Des exemples assez parlants en sont : les subventions liées à la promotion des ventes de viande de 5,3 millions de francs en 2016 qui ont, entre autres, servi à financer des spots publicitaires pour la viande suisse aux frais du contribuable ou le programme «Aide alimentaire suisse avec des produits laitiers suisses» (19,8 millions de francs en 2015) financé par le budget de l’aide humanitaire de la Confédération qui distribue des produits laitiers suisses (lait entier et écrémé en poudre, fromage fondu) en Afrique, en Asie et en Amérique latine. Dans ce cadre, le complexe agricole a pu vendre une partie de ses excédents de lait à la Confédération à des prix attractifs.
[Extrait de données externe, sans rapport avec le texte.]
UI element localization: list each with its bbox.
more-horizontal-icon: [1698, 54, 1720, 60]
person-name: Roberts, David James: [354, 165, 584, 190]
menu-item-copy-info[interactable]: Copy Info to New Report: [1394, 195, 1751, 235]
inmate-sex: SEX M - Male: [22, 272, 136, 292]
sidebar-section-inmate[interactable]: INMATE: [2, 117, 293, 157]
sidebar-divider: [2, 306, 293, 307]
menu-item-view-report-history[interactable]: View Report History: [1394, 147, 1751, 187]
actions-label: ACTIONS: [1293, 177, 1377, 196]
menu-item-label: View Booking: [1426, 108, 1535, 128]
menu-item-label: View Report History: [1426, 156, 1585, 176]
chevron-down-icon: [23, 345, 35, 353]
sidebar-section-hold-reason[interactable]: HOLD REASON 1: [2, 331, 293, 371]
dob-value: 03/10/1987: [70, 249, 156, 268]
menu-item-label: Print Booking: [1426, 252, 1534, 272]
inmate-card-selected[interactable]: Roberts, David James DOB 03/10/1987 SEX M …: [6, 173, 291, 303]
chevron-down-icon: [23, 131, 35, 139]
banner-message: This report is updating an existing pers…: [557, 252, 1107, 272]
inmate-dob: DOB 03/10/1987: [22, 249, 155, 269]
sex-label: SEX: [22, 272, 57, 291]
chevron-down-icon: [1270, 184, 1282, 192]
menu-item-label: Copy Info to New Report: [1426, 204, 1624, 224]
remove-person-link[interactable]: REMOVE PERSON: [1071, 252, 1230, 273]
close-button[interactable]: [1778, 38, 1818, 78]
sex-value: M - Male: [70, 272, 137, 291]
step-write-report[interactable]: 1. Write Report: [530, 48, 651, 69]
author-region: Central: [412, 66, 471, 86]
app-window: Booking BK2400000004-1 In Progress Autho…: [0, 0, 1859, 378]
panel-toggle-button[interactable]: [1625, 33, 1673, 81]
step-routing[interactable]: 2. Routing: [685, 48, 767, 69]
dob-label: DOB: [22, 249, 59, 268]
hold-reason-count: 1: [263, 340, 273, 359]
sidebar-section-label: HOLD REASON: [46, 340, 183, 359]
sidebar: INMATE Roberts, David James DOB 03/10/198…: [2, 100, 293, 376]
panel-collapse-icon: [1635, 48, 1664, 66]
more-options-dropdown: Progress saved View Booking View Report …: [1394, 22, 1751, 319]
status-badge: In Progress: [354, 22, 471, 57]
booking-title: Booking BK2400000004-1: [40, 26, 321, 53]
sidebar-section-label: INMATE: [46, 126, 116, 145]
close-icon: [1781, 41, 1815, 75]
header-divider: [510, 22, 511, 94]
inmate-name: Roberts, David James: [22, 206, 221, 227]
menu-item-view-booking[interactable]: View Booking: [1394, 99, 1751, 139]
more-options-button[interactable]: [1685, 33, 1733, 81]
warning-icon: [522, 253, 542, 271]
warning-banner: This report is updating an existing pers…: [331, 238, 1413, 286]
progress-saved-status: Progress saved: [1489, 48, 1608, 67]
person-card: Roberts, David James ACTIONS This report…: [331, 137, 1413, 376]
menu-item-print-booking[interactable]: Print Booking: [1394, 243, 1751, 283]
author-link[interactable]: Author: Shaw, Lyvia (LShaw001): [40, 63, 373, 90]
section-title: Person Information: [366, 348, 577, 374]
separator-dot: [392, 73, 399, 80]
Pour un aperçu détaillé de ces contributions, voir le «Registre des privilèges» en ligne.

Ces exemples montrent que les agriculteurs ne sont de loin pas les seuls à tirer profit de la politique agricole actuelle, mais que les transferts des contribuables bénéficient aussi directement et souvent indirectement à beaucoup d’autres acteurs en amont et en aval de la chaine de valeur. Tout un «complexe agricole» (et ses représentants politiques) tire ainsi des bénéfices du maintien du statu quo en ce qui concerne la politique agricole.